Dirty/Clean

In Promo by Aster Gray

The concept of cleanliness is a paradox all its own.

Imagine a stark, white linoleum floor in the middle of a seemingly pristine room. Upon it a pool of blood and a broken man lying within it. Obviously, this room must go back to its once perfect state.

So you wet your rag and take it to the floor, a combination of bleach and soap scrubbing away at the mess before you.

As you clean, however, you are not free of the mess.

All the crimson red that soaked the tiles does not disappear, no, it simply moves onto the rag turning it the same dark red as the blood in your veins. Even as you rinse it in your water bucket the crystal clear liquid soon shares the same bloody hue.

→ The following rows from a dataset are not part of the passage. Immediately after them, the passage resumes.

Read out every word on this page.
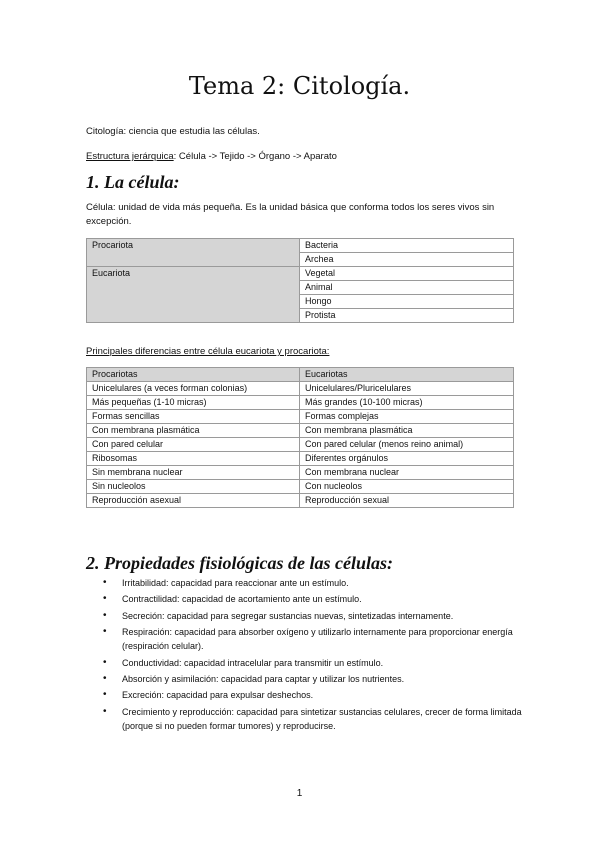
Tema 2: Citología.
Citología: ciencia que estudia las células.
Estructura jerárquica: Célula -> Tejido -> Órgano -> Aparato
1. La célula:
Célula: unidad de vida más pequeña. Es la unidad básica que conforma todos los seres vivos sin excepción.
Procariota	Bacteria
	Archea
Eucariota	Vegetal
	Animal
	Hongo
	Protista
Principales diferencias entre célula eucariota y procariota:
Procariotas	Eucariotas
Unicelulares (a veces forman colonias)	Unicelulares/Pluricelulares
Más pequeñas (1-10 micras)	Más grandes (10-100 micras)
Formas sencillas	Formas complejas
Con membrana plasmática	Con membrana plasmática
Con pared celular	Con pared celular (menos reino animal)
Ribosomas	Diferentes orgánulos
Sin membrana nuclear	Con membrana nuclear
Sin nucleolos	Con nucleolos
Reproducción asexual	Reproducción sexual
2. Propiedades fisiológicas de las células:
• Irritabilidad: capacidad para reaccionar ante un estímulo.
• Contractilidad: capacidad de acortamiento ante un estímulo.
• Secreción: capacidad para segregar sustancias nuevas, sintetizadas internamente.
• Respiración: capacidad para absorber oxígeno y utilizarlo internamente para proporcionar energía (respiración celular).
• Conductividad: capacidad intracelular para transmitir un estímulo.
• Absorción y asimilación: capacidad para captar y utilizar los nutrientes.
• Excreción: capacidad para expulsar deshechos.
• Crecimiento y reproducción: capacidad para sintetizar sustancias celulares, crecer de forma limitada (porque si no pueden formar tumores) y reproducirse.
1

You cannot clean something without dirtying something else. Even as the water goes down the drain into the sewers do you merely stain the pipes and taint the water in your attempt to clean up the blood splatter and brain matter which has left its mark upon the floor.

Cleaning is a fruitless endeavor.

For no matter what you do, all that happens is the clean and the dirty change places.

Mr. Cleaner, you claim to specialize in making things go away, in leaving no trace of your actions whether it means a dead body on the floor or a mess upon the walls. It is your claim that with a flick of your wrist and the scrub of a cloth you can remove any signs of chaos and clutter for good.

But as I said, there will always be a bit of dirtiness in your cleanliness, a sign of what once was upon your equipment.

You can throw away your bloodied scrubs, bleach and shock your wine dark rags, but nothing will change the fact that all of that evidence will remain, simply moved to a different place in Arcadia. Whether it be the sewers or the trash heaps, nothing can truly remove the signs of what you’ve done.

Your hands stained red, your soul coated in a thick sticky grime that can never be cleansed.

Ironically, Mr. Cleaner, you yourself can never truly be clean, you’ve traded your body’s sanctity to keep the rest of Red Hood’s messes pristine.

And now you bare your filthy soul to me as you believe you can clean up the mess of one Aster Gray.

Spray me, scrub me, dunk me in water?

Nothing you do to me can wash away the gray.

I am lifeless, deathless.

Clean yet dirty.

Dirty yet clean.

Your cause is futile against me, Cleaner. I am something beyond your understanding, a walking paradox that you could never hope to comprehend.

So do what you must, fight for your life.

But you cannot clean me in any way that matters.

Nothing is black and white.

And when I lay you broken within the ring.

All the Deathrow will see is the gray that lies in-between.